The Ben Halliday
I have a passenger car question. The SP Assistant Superintendent's Journal for March 16, 1873 contains the entry:
Excursion engine No. 4 [Comanche] with one coach, the Ben Halliday, a wedding party to San Jose.
My interpretation is that SP No. 4, Comanche, was hired out to bring a one car train from San Francisco to San Jose. Can anyone provide additional information about this car? ...
Larry Mullaly
4 Comments:
MARK TWAIN'S SPEECH:
" ... Jack had made a trip as a child almost across this continent in the first overland stage-coach. That man's name who ran that line of stages – well, I declare that name is gone. Well, names will go. Halliday – ah, that's the name – Ben Halliday, your uncle [turning to Mr. Carnegie]. That was the fellow – Ben Halliday – and Jack was full of admiration at the prodigious speed that that line of stages made – and it was good speed – one hundred and twenty-five miles a day, going day and night, and it was the event of Jack's life ... "
Mark Twain – Address at the dinner of the Society of Illustrators, given at the Aldine Association Club, December 22, 1905.
From: "Jim Wilke" woodburner@earthlink.net
The journal entry probably describes the movement of a private car. Benjamin Holliday (with an "o" rather than an "a" as in the entry) at various times operated stagecoach, steamship and railroad lines, and was most recently in control of the Oregon Central Railroad, reorganized as the Oregon & California in 1870. He was also known as the "Stagecoach King."
Presumably the private car named for him was his own.

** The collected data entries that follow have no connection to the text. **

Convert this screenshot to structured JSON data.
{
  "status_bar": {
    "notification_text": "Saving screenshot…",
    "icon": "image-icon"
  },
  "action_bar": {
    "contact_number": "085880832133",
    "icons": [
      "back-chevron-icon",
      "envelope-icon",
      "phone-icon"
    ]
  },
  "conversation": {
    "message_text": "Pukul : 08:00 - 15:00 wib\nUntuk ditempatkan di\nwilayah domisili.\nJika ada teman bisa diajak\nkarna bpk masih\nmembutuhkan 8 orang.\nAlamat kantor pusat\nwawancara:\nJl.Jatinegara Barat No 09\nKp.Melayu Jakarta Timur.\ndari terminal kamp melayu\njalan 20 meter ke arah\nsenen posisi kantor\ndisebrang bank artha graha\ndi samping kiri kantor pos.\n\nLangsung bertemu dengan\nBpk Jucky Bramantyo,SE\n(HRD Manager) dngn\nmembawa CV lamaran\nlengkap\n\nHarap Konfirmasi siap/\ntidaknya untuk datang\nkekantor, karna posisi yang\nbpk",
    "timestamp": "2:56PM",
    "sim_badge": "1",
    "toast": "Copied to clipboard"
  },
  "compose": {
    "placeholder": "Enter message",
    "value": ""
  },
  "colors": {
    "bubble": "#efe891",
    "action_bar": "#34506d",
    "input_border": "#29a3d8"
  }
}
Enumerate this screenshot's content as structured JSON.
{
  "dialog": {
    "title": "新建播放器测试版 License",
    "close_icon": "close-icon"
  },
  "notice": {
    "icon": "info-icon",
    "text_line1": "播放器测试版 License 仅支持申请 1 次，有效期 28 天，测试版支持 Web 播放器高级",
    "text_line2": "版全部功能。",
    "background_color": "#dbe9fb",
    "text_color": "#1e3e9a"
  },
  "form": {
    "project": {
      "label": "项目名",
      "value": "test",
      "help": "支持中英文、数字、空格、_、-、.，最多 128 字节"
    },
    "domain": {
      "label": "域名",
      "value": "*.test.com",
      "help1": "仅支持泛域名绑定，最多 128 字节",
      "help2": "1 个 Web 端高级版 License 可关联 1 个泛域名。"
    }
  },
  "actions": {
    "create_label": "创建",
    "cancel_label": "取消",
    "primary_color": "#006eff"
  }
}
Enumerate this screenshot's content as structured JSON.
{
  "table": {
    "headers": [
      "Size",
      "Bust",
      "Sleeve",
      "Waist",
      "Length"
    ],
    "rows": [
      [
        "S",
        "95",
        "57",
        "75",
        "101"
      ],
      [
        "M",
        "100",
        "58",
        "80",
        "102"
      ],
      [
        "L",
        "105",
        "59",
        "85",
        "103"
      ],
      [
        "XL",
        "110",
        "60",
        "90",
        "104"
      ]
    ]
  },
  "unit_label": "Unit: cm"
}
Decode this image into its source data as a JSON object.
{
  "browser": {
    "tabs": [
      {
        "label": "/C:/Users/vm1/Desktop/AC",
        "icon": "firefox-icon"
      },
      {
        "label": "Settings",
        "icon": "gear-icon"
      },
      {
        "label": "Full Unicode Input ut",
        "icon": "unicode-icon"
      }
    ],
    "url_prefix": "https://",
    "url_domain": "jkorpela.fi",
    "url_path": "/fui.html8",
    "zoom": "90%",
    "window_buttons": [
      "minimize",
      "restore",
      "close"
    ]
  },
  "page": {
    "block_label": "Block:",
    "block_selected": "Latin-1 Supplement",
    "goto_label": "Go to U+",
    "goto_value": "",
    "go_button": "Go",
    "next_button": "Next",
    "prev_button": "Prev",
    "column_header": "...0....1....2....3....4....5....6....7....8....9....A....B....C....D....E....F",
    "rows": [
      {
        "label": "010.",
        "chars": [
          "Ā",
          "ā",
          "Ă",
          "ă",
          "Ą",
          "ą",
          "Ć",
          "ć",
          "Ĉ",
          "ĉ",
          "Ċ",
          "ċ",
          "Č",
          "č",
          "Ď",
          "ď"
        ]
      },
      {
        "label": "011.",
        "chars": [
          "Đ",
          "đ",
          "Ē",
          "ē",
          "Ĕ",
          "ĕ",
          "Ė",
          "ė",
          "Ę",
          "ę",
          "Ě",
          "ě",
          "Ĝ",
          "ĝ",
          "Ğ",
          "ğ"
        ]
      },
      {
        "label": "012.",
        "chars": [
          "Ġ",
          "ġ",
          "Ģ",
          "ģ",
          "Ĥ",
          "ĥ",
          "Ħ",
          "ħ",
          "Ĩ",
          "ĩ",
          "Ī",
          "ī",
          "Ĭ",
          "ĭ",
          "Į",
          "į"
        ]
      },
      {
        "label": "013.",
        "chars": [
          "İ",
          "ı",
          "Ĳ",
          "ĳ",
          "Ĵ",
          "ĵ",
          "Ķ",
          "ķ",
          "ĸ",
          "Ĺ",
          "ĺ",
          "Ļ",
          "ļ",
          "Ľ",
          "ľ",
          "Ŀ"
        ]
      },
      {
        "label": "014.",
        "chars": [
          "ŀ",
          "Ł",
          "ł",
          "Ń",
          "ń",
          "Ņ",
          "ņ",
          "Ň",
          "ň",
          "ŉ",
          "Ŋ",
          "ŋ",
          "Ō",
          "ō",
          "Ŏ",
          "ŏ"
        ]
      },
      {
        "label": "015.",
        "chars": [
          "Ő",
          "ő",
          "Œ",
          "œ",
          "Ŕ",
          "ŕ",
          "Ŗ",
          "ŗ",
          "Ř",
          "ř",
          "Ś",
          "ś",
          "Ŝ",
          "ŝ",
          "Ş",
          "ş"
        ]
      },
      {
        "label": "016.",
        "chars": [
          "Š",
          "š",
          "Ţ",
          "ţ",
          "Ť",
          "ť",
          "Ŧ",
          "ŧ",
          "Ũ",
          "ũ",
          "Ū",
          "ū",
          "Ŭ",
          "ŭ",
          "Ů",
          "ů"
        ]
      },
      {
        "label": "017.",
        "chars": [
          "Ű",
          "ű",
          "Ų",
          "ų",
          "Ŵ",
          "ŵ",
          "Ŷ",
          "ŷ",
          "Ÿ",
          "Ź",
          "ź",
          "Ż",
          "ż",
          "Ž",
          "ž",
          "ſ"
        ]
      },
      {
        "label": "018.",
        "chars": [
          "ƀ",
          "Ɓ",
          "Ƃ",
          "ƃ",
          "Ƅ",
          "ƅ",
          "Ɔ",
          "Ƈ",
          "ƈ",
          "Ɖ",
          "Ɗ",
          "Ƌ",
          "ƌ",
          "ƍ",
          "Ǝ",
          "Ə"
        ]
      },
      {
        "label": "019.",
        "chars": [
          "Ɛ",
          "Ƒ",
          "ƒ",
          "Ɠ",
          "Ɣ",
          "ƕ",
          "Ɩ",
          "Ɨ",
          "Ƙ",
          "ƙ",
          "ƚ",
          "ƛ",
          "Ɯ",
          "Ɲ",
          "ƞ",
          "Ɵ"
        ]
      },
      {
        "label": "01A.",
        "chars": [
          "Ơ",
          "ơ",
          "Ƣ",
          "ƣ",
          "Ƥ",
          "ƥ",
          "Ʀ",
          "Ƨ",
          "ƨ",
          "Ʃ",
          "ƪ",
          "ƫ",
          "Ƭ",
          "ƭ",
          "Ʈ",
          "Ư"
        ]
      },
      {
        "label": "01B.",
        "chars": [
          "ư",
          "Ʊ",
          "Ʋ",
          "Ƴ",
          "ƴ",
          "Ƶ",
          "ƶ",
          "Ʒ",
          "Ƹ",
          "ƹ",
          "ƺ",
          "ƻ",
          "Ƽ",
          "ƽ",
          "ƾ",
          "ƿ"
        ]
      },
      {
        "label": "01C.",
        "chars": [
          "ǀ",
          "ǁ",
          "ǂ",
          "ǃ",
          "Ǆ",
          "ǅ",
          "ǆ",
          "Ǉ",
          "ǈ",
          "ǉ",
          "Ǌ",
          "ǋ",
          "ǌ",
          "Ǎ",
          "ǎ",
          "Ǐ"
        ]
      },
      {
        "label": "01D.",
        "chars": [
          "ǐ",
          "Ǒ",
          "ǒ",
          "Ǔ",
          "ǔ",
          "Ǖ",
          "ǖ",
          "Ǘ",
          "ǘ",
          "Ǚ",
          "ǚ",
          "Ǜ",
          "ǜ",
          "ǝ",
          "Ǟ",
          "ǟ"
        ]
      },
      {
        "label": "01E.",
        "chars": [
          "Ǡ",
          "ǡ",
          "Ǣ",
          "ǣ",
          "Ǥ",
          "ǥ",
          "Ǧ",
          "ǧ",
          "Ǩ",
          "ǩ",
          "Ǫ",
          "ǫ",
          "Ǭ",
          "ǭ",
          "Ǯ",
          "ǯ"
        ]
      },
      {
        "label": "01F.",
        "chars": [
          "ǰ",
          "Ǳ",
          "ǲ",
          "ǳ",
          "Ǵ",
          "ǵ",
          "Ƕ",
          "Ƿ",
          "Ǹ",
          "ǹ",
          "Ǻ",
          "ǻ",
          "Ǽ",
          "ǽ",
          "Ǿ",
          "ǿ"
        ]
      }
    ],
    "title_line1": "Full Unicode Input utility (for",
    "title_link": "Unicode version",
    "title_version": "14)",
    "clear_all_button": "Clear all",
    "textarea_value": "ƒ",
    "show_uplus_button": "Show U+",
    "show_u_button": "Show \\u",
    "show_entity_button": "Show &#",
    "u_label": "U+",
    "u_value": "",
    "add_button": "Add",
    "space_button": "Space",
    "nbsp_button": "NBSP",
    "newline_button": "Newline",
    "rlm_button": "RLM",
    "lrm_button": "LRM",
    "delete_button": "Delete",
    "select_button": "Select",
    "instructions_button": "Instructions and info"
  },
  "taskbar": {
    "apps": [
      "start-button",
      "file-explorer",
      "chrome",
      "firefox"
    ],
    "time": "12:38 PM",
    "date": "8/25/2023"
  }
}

According to Baldwin records, his name was also to be on an engine ordered for the OC in the late 1860s.
Holliday employed the hardball tactics of his era but had a particularly poor reputation. Financial overextension forced him into bankruptcy but I cannot remember if it occurred before or during the national financial depression which began a few months later in 1873.
Jim Wilke
Appleton's Cyclopedia of American Biography for Ben Holliday.
Overland Stage.
From: "Jim Wilke" woodburner@earthlink.net
One more thought on hiring a locomotive to move a single private car: Holliday was also known as the "King of Hurry," so its not unlike such a person to pay for the privilege of moving at his own schedule. The cache of a private train would appeal to anyone addicted to the display of wealth and ability.
The choice of an engine named Comanche would have been especially nice, a self-flattering turnabout from the Indian raids experienced during operations of the overland stage line some years earlier.